Par Raúl E. Colón Rodríguez, Université d’Ottawa

Rappelons-nous le Printemps érable, cette grande manifestation étudiante et sociale de 2012 qui a bouleversé les réseaux activistes du Québec et par ricochet du Canada pendant plusieurs semaines. Dans ce contexte, Montréal, grande métropole contemporaine, a été témoin d’une fulgurante activité traductive et activiste, réseautique et virtuelle.

Un des chantiers de traduction collaborative activiste (TCA) mis en place pour l’occasion, soit Translating the printemps érable (TPÉ), a particulièrement retenu l’attention. Portant un nom bilingue, reflet d’une ville qui est aussi bilingue, mais de plus en plus multilingue et cosmopolite, TPÉ naît dans un milieu universitaire et pluriculturel qui se nourrit de solidarités tant nationales qu’internationales, fruit à son tour de la connectivité globale permanente.

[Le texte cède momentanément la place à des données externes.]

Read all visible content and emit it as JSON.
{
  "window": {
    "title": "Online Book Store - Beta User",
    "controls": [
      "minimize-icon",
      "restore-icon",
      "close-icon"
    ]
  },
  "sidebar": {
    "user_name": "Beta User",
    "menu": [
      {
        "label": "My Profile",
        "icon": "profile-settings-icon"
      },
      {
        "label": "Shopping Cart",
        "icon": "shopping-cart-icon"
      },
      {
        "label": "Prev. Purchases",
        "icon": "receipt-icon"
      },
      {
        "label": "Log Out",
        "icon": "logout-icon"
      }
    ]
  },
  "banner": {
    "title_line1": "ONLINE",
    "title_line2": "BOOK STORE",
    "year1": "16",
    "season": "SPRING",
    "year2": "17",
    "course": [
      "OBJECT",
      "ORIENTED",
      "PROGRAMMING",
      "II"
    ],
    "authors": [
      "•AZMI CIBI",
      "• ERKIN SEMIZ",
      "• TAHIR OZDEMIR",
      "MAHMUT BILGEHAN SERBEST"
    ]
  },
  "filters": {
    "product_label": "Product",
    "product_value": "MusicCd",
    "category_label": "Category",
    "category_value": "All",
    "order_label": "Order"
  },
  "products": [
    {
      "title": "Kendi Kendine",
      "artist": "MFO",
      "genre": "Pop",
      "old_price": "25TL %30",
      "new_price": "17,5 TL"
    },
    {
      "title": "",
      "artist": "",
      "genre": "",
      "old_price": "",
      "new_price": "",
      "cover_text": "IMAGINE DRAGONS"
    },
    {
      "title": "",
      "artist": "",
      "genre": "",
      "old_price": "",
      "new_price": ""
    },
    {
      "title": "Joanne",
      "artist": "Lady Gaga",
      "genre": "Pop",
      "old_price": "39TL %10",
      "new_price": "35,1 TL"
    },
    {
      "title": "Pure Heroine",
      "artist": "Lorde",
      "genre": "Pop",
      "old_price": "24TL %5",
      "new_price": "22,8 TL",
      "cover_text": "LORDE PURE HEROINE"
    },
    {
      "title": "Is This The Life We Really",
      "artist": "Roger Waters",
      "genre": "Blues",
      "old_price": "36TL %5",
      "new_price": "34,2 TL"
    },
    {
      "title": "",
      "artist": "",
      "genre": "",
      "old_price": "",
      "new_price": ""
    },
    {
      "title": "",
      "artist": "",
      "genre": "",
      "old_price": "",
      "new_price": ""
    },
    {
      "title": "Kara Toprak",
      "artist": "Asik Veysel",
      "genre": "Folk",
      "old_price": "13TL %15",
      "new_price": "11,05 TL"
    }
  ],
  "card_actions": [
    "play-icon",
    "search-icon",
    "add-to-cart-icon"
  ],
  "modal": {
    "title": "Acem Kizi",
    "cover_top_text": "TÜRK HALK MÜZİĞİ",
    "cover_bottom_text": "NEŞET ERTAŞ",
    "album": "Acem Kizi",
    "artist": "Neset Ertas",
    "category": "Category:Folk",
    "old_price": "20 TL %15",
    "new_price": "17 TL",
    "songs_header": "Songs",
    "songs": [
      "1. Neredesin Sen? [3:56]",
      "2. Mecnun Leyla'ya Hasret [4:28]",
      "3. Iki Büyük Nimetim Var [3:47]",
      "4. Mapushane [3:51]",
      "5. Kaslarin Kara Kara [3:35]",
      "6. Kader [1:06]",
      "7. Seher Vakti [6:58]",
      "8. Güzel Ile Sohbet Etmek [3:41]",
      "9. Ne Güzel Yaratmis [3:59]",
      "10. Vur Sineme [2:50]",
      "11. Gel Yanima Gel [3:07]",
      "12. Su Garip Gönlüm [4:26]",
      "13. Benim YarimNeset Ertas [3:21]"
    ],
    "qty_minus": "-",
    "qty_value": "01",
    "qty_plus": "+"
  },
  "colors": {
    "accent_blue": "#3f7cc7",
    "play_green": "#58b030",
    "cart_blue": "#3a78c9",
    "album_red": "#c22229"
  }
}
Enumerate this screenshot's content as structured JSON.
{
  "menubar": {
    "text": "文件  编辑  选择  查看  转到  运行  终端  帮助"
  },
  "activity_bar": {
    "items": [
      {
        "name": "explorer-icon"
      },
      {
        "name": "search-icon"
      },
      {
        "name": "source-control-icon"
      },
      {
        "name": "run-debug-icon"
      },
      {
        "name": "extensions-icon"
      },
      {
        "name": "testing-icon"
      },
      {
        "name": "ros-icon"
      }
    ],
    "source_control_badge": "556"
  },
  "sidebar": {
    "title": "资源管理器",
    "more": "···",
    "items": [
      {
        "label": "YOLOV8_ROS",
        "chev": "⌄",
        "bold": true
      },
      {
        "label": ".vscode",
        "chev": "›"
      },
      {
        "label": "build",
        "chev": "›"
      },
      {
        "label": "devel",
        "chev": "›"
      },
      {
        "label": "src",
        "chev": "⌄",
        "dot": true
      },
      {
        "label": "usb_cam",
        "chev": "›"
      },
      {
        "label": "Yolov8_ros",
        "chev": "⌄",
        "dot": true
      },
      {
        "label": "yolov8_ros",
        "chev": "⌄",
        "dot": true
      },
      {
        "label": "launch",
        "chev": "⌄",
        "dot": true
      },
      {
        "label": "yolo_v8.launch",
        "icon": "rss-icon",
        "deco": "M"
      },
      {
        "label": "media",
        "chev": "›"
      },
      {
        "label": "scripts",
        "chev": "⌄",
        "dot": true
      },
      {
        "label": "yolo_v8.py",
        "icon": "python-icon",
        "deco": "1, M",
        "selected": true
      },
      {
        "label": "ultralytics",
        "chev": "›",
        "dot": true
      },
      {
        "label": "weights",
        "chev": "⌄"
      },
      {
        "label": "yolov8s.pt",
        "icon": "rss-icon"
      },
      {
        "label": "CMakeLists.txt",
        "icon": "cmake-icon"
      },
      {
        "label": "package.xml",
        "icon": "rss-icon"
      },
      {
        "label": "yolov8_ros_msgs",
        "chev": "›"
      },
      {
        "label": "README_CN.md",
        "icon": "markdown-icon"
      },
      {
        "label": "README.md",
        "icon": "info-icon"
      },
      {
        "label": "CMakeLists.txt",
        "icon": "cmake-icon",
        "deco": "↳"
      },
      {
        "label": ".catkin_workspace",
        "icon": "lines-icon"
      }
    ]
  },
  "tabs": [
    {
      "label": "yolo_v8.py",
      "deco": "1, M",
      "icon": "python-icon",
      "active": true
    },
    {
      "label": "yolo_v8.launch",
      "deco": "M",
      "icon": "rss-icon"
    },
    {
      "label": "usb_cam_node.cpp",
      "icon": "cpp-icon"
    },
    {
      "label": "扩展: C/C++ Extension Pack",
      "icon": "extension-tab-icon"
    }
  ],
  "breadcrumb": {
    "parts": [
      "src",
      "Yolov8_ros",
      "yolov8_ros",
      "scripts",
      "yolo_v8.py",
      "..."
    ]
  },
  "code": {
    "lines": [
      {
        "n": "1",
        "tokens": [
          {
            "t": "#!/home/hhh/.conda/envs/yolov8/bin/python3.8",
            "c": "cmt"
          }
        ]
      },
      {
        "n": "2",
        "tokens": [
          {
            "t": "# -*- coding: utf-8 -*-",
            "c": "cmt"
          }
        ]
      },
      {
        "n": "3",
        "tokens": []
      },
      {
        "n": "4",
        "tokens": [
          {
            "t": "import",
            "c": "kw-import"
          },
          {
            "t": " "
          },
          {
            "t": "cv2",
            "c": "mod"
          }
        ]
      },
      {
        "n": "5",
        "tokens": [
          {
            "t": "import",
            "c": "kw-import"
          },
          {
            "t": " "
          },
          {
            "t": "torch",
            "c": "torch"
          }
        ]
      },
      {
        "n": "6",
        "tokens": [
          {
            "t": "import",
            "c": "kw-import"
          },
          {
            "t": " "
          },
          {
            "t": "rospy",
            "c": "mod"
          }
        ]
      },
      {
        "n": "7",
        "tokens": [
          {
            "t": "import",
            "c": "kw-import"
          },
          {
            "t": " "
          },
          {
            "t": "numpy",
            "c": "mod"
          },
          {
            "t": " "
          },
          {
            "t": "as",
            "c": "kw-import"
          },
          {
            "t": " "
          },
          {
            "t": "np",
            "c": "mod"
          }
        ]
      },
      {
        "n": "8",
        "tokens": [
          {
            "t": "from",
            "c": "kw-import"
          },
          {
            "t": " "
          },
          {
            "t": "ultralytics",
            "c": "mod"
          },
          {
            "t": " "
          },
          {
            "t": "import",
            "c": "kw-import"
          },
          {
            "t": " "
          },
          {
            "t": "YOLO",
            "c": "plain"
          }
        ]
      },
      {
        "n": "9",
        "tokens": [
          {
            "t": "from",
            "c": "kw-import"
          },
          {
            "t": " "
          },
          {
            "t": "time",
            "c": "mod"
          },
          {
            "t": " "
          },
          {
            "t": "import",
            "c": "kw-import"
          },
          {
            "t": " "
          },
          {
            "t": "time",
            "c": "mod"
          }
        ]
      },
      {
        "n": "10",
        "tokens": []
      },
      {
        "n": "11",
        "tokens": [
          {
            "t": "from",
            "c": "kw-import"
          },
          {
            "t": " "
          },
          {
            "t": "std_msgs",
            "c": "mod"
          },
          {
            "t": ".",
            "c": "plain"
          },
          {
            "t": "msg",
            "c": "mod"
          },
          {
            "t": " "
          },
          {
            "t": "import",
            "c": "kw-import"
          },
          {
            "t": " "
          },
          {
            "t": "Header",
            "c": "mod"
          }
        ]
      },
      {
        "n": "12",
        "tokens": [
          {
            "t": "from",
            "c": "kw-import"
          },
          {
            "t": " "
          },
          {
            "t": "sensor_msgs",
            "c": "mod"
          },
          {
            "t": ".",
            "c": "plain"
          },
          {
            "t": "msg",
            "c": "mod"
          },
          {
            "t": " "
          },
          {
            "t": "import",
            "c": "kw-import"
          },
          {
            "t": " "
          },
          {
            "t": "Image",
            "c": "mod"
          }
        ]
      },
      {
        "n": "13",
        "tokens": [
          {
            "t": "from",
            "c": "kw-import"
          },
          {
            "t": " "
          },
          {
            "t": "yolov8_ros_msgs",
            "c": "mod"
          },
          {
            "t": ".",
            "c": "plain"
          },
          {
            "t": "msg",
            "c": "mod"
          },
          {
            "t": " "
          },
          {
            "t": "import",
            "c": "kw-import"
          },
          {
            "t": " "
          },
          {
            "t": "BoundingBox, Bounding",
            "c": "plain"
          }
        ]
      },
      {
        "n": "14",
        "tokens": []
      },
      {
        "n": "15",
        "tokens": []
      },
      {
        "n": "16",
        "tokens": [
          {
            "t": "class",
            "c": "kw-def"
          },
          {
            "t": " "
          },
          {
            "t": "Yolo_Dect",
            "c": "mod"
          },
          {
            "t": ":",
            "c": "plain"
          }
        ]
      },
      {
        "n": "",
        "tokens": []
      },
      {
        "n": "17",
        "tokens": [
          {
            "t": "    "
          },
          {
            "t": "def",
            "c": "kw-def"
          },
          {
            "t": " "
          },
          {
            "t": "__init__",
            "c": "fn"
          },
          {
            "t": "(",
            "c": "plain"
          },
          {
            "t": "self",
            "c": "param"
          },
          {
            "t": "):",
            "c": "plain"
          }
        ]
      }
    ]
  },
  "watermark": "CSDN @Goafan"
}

La naissance d’un mouvement

Plus précisément, TPÉ voit le jour le 19 mai 2012, après la publication dans le quotidien québécois Le Devoir d’un éditorial qui dénonce le projet de Loi permettant aux étudiants de recevoir l’enseignement dispensé par les établissements de niveau postsecondaire qu’ils fréquentent. En déposant ce projet de loi, le parti au pouvoir au Québec vise notamment à encadrer les manifestations, ce qui constitue pour les signataires de l’article une atteinte aux « droits démocratiques fondamentaux de l’ensemble des citoyens québécois1 ». Deux activistes montréalaises anglophones, Anna Sheftel et Patricia Boushel, traduisent et publient l’éditorial sur un blogue créé à cet effet dans la plateforme Tumblr. C’est en comparant cet éditorial du Devoir à celui du Globe and Mail (18 mai 2012) qu’elles commencent à se rendre compte de la distance entre les couvertures médiatiques québécoise et canadienne anglaise. Leur impression sera confirmée à la lecture des articles du National Post, de la Gazette, de Macleans’ et même de la CBC sur le sujet. Elles mettent sur pied leur blogue à partir de la constatation suivante : « Translating the printemps érable is a volunteer collective attempting to balance the English media’s extremely poor coverage of the student conflict in Québec by translating media that has been published in French into English. » C’est dans le but de contrebalancer cette couverture insuffisante, mauvaise, voire inexacte que la presse anglo-canadienne offre des évènements au Québec qu’elles réalisent cette traduction2.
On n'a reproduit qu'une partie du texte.